There is no better time in human history to live than right now, at least for fantastic waterproof gear. if you don’t have proper gear, I don’t suggest heading out into the wilderness unprepared. To be fully prepared, you will need waterproof shoes or boots, gaiters, waterproof pants, a good rain jacket, gloves and a hat. You should also have a pack that is either waterproof or a way to keep your gear dry while carrying it. I know carrying minimal gear is popular right now, but you should always be over prepared than underprepared. That includes keeping an extra set of clothes and towels in your car for when your journey is over. You are only as comfortable as your gear lets you be, so don’t think you can head out in summer clothes during a rainstorm.
Every year, 20,000+ people climb to the summit of Mount Ellinor, with many not bringing proper gear. While the majority of unprepared adventurers can get away with it, as they explore in decent weather, there are a handful of people each year who need to be rescued. Being prepared means not wearing cotton clothes, jeans or just yoga pants, a light top and shoes. It means actually being a responsible adult and being prepared for any conditions that you may encounter.
We all know people who like to do things that some consider extreme. Hell, even walking during a rain storm is extreme to the majority of the population. As outdoor enthusiasts, we have a duty to be good examples for everyone. That means not taking unnecessary risks. Stay on the trail especially in bad weather.
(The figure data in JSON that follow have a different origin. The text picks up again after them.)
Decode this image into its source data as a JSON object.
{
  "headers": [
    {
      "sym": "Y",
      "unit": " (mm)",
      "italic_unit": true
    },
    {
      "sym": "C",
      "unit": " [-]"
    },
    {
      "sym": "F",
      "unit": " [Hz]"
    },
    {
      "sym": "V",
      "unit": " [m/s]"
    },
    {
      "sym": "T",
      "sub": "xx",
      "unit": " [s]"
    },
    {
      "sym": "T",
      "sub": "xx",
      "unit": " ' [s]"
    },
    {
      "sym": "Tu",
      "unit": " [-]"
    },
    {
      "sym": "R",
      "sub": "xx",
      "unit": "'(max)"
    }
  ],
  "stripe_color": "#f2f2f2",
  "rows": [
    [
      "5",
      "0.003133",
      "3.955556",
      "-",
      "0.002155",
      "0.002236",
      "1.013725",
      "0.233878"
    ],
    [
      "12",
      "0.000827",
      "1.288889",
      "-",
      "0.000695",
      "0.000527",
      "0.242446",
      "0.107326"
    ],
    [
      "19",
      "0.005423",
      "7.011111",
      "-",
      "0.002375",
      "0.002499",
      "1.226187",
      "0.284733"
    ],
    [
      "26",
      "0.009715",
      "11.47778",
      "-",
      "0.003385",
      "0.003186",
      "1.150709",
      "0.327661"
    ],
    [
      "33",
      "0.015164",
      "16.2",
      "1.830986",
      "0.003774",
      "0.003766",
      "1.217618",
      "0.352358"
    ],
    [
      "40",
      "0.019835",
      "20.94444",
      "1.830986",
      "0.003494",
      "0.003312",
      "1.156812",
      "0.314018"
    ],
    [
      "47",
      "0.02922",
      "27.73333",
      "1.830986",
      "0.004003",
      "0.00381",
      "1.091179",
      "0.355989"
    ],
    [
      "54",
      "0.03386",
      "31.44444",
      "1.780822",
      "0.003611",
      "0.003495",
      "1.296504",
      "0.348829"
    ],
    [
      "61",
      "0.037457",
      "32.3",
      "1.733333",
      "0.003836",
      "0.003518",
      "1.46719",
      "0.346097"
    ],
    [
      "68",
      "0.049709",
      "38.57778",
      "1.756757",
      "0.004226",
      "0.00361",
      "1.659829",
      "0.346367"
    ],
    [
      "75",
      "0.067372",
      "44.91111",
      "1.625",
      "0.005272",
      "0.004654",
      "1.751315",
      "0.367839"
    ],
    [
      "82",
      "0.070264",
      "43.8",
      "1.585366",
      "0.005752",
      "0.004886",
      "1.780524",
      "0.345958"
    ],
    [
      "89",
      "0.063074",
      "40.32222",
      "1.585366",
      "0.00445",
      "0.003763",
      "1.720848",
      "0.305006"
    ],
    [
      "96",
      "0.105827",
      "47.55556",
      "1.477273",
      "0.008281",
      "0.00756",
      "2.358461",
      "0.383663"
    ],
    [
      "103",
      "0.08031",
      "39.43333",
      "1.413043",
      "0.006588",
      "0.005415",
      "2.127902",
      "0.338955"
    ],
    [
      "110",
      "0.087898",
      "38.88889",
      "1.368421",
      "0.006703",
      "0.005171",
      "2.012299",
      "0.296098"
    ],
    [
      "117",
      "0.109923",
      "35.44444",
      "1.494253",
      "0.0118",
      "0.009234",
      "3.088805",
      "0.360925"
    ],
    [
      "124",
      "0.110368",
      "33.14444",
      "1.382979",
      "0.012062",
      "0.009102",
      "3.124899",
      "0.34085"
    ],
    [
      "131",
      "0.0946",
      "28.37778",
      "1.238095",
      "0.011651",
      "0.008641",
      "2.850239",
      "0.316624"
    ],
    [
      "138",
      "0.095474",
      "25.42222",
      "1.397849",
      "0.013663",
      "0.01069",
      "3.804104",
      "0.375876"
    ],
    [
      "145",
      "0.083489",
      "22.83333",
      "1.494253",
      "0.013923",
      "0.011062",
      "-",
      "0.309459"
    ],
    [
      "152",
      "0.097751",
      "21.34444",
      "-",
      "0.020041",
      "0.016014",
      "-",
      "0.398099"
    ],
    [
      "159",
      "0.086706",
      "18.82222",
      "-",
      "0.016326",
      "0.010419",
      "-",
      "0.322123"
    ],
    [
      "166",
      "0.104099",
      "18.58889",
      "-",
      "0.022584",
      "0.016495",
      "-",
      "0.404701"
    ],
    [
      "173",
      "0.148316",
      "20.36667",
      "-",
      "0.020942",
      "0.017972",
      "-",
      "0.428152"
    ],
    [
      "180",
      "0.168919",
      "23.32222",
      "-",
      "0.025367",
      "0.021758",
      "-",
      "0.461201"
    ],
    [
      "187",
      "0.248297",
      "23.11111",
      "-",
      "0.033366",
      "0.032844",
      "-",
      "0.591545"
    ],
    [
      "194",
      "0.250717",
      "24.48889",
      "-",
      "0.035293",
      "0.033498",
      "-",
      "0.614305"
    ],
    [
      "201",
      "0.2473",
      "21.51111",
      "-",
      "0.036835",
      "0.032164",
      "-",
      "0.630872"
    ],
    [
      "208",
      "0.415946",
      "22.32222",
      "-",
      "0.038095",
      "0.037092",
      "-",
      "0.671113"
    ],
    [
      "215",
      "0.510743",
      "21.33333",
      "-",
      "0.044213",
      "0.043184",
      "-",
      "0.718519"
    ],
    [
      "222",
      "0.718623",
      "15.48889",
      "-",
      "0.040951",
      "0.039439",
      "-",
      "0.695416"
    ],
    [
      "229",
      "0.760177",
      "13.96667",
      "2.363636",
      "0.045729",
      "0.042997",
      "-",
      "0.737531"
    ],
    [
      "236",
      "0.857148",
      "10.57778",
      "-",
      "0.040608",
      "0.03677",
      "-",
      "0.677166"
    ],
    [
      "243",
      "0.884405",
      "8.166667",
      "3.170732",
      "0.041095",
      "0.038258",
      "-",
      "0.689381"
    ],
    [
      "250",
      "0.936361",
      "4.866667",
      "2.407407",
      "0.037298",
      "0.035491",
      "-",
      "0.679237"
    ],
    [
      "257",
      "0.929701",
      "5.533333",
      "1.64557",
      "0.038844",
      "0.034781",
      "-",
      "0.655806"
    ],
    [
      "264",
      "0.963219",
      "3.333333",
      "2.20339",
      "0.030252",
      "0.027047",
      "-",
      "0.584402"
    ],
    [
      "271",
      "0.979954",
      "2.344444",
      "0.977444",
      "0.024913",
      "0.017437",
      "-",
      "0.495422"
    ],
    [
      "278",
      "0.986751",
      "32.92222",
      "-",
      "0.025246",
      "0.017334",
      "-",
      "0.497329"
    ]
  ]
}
Turn around if it starts getting terrible. Make decisions that won’t endanger you or the rescue crew that will have to come find you if you take risks.
Being responsible also means sticking to your itinerary, bringing the 10 essentials and leaving a detailed note with someone of where you are going. I also take this one step farther, and tell a few people that if they don’t hear from me by a certain time, to contact the local search and rescue crew and let them know where I am. I also carry an emergency shelter and a days worth of food, just in case. You never know what may happen, so being responsible and prepared is something we all should be doing.
Bad weather can suck, but only if you let it. Sure, walking in rain and having the potential of getting absolutely soaked sounds terrible, but it can be the best time spent in the woods. You can have the best gear in the world, be perfectly prepared and know the forecast, but if you aren’t in a positive state of mind, you won’t enjoy your day. To stop myself from endlessly cycling about how shitty hiking in a downpour is, I repeat a little mantra every few minutes to help cheer me up and remember my surroundings. Negativity is the number one cause of mad days in nature, and we all need to do more to stop it from sneaking up on us, especially in bad weather.
As I trek along muddy trails, climbing over slick downfall, I repeat the following to myself.
“Water is the life-force of the region, and I am lucky to be able to be part of the wilderness.”
I, like all of you, have no idea how much longer I will be able to hike, so I need to enjoy it now, no matter the weather. I know. It sounds lame, but it is true. Each and every step we get to take exploring the natural wonders of the Pacific Northwest beats any day stuck inside, working or sitting in traffic. Each raindrop that hits my jacket is a reminder that we are now part of the world, exposed and vulnerable. It is then, and only then that we truly feel alive, and we truly understand just how amazing the rainforests of the Olympic Peninsula can be.
Next time you are hiking, take a minute to stop and listen to it rain. Remember to smile, because this is life in the Pacific Northwest.
Be inspired, explore Olympic National Park.